Napa at Last Light by James Conaway
★★★★☆
The genesis of Napa at Last Light, the final volume of a trilogy, began with Napa: The Story of an America Eden (1990), “a journalistic foray to California in the early 1980s.” What appeared to be sunshine and flowers was revealed to be the dark clouds formed by avaricious multinational companies, shattered dreams, and insatiable efforts to squeeze every drop of profit from the land. Big business interests were in conflict with the traditional agricultural natives. The community of Napa Valley, a beautiful place where people knew one another and many were related, evolved into a money-grubbing, backstabbing society and the dissolution of so many ties.
Napa: The Story of an American Eden is “a social history comprised of the stories of the latter-day founders of great wine estates and those working to perfect their own sometimes idiosyncratic vision.” The Far Side of Eden (2002), second in the trilogy, examines “the growing conflict between new wealth and individual freedom” as land-use issues based on the “conflict between development and the agrarian ideal” rose to prominence.
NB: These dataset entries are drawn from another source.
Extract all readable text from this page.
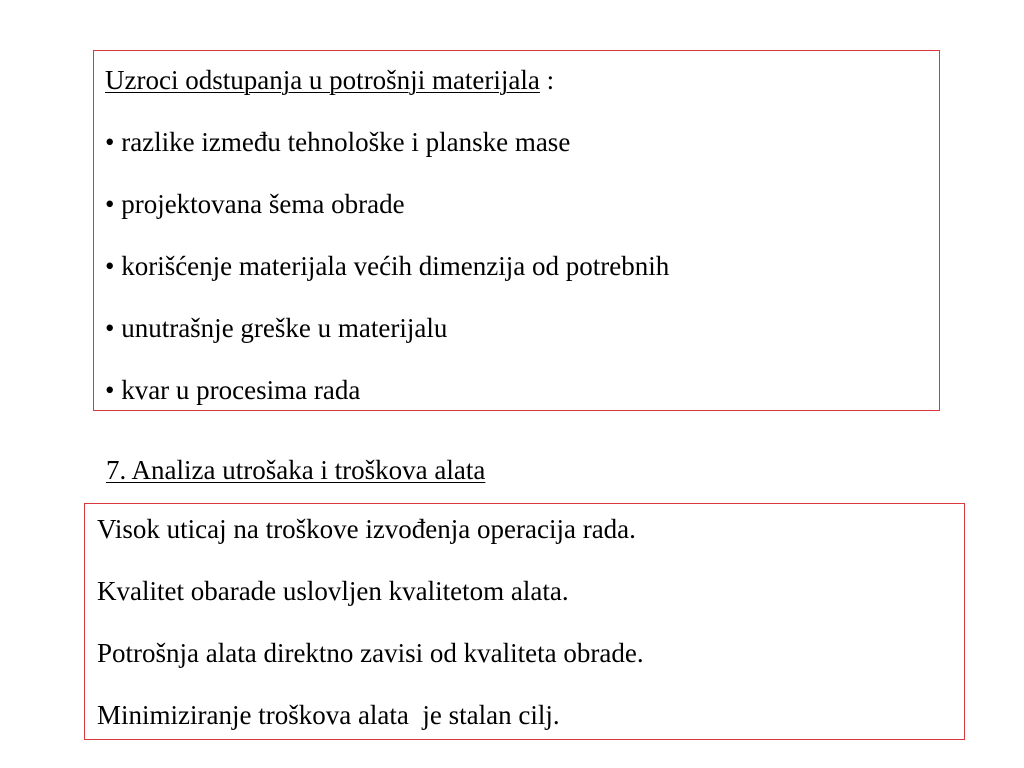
Uzroci odstupanja u potrošnji materijala :

• razlike između tehnološke i planske mase

• projektovana šema obrade

• korišćenje materijala većih dimenzija od potrebnih

• unutrašnje greške u materijalu

• kvar u procesima rada

7. Analiza utrošaka i troškova alata

Visok uticaj na troškove izvođenja operacija rada.

Kvalitet obarade uslovljen kvalitetom alata.

Potrošnja alata direktno zavisi od kvaliteta obrade.

Minimiziranje troškova alata  je stalan cilj.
The present volume, Napa at Last Light: America’s Eden in an Age of Calamity “comes at the end of an era and combines narrative journalism with personal reflections.” It is, in Conaway’s words, “not about wine but about place and people.”
In Conaway’s view, the problem is simple. Napa is beautiful and the land produces fine wines so more people and money come. Trees are cut from the hills and vines are planted. Then it rains and the hills slide away, or a drought occurs and human-caused fires consume whatever vegetation exists. When the trees and natural vegetation disappear, water runs away and does not soak into the ground. The aquifers go unfilled or empty. Who then claims that reduced amount of water: people or the winemakers? The problems could be avoided, but the valley is beautiful and it produces good wines so the corporate owners resist efforts to support environmental regulations that could protect the land and the livelihoods of thousands.
Perhaps no one better illustrates Conaway’s thesis than H. William Harlan, who grew up in Whittier, California where he and Richard Nixon, a generation before him, learned that one’s bootstraps were an avenue to success. Harlan’s vineyard “produces a wine worth a thousand dollars a bottle, five vintages of which received a 100-point ranking” from Robert Parker, a renowned expert. Harlan scrambled through Berkeley with “a visceral imperviousness to the politics of the Age of Aquarius” and worked a variety of jobs that included being a union scab. Apparently influenced by only one book, Alan Moorhead’s The Blue Nile, Harlan says he traveled the length of Africa then learned to fly and sail, which led to real estate sales and ultimately to purchasing “a little country club in a valley—Napa….” He was a multibillion-dollar developer who brought in other billionaires to buy land. Yet, “he originally chose Napa Valley because it was ‘the last best place where development might be avoided,’ but he developed it nonetheless.”
On a personal note, after tasting more than 2,500 bottles of wine over the last 40-plus years, one thing is certain: the true value of wine is based on individual taste preferences, not on those suggested by a wine “expert.” An $8 glass of wine (about $40 per bottle) may be as tasty and as complex as a $100 bottle. Beauty is truly in the mouth of the drinker regardless of the millions of dollars spent to convince the consumer that a wine is superior. And, as Conaway so eloquently points out, the big wine companies spare no expense to convince wine drinkers their wine is the best. One commentator in the “Voices” chapter notes that “names still carry sales. Brand value, that’s all, not quality.”
Conaway is not hopeful that the competing camps of developers and corporate winemakers will resolve their issues. After the great fires of 2017 that caused considerable destruction (but less than we might have perceived through televised reports) the status quo remained. The developers called for clearing more land and planting more vines because “vineyards make good firebreaks. They also mean more water loss, more people, and more activities unrelated to agriculture – houses, roads, service buildings, power lines.” But, in a bit of guarded optimism, Conaway notes that the “county officials seemed increasingly uncomfortable with controversial projects.” Perhaps the light at the end of the tunnel is not an onrushing train.